Evidentemente, la suya es una versión moderna y customizada del negocio de su abuelo, que no desmerece de cualquier
kiosko o tienda de chucherías de ciudad o de las que acoge cualquier otra población mayor. Juan
Carlos, que así se llama el comerciante, lleva en su ADN los genes del emprendedurismo, de la capacidad para promover una particular tipología de negocio, con vigencia casi secular, que facilita
a niños y mayores, a hijos y padres, a lugareños y visitantes, las chuches,
los juguetes y las cosas que necesitan, sean las que sean y estén donde estén.
Con
una diligencia y eficiencia asombrosas,
Juan Carlos es capaz de poner en el pueblo, al alcance de cualquiera, el
artilugio más inverosímil que pueda imaginarse. Tiene en su kiosko Silvia –que es
el nombre de su esposa– cuanto imaginarse pueda: las chuches más sofisticadas, los
congelados y 'delicatessen' que apetezcan, los vídeos que no se encuentran, el
desatascador de tuberías que estás años buscando, las flores para poner en el
cementerio que olvidaste traer, unos tomates acabados de recolectar a precio de
amigo, el último gel comercializado por Legrain, Revlon o Sanex.
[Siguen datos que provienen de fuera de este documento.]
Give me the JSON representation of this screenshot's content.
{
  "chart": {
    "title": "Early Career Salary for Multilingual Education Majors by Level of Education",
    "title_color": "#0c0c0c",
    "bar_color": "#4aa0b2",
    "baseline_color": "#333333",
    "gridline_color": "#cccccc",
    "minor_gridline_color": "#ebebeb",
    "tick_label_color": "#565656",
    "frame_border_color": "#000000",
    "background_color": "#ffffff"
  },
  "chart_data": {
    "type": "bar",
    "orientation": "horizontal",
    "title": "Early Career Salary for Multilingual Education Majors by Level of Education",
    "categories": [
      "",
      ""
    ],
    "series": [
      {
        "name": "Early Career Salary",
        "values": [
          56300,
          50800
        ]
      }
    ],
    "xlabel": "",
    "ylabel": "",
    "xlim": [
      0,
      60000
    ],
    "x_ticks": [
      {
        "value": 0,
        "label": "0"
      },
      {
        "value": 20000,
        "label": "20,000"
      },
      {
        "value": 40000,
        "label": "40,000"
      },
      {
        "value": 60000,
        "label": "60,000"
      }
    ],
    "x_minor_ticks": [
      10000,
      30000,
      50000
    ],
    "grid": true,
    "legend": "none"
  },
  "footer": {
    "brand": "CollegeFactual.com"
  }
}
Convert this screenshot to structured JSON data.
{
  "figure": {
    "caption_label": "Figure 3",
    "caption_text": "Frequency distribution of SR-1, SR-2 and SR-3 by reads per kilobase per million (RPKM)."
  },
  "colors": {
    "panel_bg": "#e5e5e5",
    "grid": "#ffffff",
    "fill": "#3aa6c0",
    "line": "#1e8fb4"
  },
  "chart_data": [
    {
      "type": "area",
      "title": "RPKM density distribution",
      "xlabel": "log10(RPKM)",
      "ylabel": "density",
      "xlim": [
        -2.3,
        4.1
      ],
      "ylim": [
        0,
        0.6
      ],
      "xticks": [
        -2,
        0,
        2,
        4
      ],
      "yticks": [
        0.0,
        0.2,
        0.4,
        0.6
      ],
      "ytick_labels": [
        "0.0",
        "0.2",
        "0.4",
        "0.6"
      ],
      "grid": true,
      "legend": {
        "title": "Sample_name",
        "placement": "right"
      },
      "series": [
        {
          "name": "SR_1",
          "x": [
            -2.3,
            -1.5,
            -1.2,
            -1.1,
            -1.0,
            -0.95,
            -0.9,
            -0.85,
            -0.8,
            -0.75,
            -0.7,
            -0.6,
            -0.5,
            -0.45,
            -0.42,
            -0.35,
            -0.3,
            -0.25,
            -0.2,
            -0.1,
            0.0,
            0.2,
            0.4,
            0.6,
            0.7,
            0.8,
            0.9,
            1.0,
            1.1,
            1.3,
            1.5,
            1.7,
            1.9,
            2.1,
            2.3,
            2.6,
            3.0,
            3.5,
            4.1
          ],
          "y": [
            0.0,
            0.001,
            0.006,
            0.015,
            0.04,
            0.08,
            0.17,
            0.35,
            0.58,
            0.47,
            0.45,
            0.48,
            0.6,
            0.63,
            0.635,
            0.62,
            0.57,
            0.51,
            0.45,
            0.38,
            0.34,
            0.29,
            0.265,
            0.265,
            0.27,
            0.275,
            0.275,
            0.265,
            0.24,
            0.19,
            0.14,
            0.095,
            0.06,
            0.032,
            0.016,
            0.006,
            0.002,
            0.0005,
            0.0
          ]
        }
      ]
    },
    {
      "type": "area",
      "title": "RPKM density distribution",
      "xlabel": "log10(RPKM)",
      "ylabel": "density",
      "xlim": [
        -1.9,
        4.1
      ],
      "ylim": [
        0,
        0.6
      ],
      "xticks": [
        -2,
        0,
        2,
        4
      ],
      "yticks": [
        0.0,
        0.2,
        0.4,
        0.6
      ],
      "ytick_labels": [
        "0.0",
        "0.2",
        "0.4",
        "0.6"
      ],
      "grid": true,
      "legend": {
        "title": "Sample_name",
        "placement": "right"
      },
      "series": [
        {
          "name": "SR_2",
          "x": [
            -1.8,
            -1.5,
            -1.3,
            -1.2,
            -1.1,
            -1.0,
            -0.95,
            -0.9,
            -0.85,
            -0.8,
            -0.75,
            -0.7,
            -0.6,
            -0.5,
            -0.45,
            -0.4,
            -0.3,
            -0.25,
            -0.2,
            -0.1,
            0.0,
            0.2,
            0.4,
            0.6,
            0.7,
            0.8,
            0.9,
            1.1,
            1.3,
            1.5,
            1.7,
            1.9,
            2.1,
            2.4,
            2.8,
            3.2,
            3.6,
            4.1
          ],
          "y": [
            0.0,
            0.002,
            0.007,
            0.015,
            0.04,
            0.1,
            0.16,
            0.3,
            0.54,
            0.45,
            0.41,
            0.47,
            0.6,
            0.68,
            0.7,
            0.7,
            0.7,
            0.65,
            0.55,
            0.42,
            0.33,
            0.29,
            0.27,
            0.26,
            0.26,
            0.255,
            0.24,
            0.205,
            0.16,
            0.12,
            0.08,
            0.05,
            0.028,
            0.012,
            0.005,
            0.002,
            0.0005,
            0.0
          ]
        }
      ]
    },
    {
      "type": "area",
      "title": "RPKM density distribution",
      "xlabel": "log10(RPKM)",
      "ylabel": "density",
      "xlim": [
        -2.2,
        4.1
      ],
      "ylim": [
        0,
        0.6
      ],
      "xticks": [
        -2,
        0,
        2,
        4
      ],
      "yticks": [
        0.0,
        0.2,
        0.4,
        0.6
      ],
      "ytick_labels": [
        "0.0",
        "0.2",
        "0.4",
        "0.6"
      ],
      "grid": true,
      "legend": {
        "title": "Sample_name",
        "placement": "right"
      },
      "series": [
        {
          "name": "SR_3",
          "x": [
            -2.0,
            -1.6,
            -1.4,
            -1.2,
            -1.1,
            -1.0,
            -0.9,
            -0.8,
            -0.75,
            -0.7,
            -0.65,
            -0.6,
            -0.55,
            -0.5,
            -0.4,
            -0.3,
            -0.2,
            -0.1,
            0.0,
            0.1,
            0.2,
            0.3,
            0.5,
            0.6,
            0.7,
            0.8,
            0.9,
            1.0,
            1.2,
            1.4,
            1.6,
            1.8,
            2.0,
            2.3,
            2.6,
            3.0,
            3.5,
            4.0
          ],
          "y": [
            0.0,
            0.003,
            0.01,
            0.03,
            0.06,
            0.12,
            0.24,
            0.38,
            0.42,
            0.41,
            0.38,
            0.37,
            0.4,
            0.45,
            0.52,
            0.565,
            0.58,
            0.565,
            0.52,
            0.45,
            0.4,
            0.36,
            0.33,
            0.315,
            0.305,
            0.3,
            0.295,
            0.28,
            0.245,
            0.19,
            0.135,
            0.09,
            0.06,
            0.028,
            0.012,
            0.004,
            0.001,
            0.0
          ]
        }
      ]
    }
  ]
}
Y si no lo tiene, lo busca, lo encuentra y lo pone a tu
disposición en veinticuatro horas. Y, por si te aprieta la necesidad, tiene en
el frontispicio de su kiosko, que es a la vez su casa, un dispensador de snacks y bebidas frescas durante las ocho
o diez horas diarias que permanece cerrado. Además, ofrece servicio de cajero
automático, vende loterías, acepta pagos a través de tarjeta de crédito. ¿Se
puede pedir más en las puertas de la Serranía y en los tiempos que corren?
Sinceramente, creo que no. Es más, no sé si con él acabará la especie. El tiempo,
que es casi la única sabiduría que conozco, lo dirá.